2, Lp-PLA2 and atherosclerosis
Recent
studies have shown that atherosclerosis (As) is an inflammatory disease
that is involved in the development of atherosclerotic plaque
formation, as well as loss of stability and atherosclerotic plaques Rupture shedding plays an important role. Inflammatory response is one of the important mechanisms of As formation. At
the early stage of atherosclerosis, Lp-PLA2 is produced in the coronary
circulation, and the subsequent lyso-lecithin is associated with
coronary endothelial dysfunction. Therefore, plasma Lp-PLA2 can be used as a marker of atherosclerotic risk. In addition, Lp-PLA2 levels in different regions and populations are
consistent with cardiovascular and cerebrovascular risk, which makes the
potential role of Lp-PLA2 in the clinical cardiovascular and
cerebrovascular events as eye-catching as possible therapeutic targets.

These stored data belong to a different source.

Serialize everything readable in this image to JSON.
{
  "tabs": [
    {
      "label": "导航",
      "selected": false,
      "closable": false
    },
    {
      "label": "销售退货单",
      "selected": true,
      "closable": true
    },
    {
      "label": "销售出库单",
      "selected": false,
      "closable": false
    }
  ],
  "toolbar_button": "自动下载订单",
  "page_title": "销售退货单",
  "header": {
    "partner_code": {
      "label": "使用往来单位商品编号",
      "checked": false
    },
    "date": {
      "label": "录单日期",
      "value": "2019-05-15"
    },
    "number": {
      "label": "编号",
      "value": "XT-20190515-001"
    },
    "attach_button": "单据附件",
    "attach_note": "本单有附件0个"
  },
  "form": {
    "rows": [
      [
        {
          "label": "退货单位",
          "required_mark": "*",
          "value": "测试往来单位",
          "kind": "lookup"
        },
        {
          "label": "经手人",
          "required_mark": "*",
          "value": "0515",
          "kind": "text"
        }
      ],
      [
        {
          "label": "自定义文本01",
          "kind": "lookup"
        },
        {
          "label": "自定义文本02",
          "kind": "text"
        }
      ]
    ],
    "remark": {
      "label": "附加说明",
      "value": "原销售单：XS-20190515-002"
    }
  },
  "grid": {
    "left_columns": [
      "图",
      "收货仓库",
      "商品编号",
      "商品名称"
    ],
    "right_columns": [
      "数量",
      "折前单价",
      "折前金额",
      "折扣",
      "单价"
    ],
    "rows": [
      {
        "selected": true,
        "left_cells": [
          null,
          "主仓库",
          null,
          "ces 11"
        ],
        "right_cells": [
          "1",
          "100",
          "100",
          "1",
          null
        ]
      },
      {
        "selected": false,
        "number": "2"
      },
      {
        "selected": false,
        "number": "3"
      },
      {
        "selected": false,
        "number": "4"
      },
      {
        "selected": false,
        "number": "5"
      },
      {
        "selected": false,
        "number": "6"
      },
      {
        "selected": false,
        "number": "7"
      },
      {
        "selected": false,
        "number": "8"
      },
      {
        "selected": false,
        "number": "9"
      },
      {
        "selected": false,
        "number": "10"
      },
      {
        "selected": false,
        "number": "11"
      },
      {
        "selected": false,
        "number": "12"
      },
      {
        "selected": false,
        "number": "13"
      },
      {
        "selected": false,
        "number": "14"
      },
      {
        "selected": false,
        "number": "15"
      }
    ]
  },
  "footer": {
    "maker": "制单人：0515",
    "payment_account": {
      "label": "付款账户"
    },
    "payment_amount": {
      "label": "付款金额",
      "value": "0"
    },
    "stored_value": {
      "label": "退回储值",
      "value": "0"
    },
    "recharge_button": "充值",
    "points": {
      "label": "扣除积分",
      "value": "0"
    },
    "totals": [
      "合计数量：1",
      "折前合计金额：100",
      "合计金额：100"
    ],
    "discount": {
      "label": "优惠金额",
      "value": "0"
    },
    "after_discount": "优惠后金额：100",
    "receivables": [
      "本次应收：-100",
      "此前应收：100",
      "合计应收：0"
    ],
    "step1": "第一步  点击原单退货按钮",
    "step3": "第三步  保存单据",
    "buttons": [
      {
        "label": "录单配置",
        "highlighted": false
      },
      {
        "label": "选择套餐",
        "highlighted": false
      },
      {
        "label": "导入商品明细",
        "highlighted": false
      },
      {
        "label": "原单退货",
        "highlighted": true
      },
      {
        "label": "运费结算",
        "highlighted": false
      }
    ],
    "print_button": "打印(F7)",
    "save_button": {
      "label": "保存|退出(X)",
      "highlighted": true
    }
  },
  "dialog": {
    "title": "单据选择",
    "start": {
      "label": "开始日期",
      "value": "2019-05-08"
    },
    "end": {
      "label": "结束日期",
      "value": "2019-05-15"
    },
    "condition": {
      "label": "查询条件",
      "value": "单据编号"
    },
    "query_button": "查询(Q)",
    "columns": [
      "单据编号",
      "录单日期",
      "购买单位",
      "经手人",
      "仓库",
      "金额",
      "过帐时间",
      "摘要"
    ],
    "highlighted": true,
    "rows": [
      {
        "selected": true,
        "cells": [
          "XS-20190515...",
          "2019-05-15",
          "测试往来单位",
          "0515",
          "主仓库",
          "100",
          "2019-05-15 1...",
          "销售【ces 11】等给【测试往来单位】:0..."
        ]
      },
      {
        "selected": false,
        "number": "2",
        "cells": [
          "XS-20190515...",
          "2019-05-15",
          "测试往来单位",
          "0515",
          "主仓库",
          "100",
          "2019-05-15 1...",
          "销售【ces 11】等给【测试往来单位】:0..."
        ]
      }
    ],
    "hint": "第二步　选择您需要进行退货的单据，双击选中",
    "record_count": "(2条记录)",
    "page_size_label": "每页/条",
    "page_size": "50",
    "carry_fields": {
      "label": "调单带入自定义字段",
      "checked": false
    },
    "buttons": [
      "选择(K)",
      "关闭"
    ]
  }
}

3, Lp-PLA2 and ischemic stroke
Recently,
several large epidemiological and clinical prospective studies have
found that plasma Lp-PLA2 concentration or activity of ischemic stroke
is an independent risk factor. Elevated plasma Lp-PLA2 patients, coronary heart disease events and the risk of ischemic stroke increased significantly. In addition, Lp-PLA2 can be a good predictor of stroke recurrence risk.
Principles of clinical application
Normal reference value: 8-150 ng / ml
>
150 ng / ml suggest increased atherosclerotic plaque instability,
increased risk of cardiovascular and cerebrovascular diseases.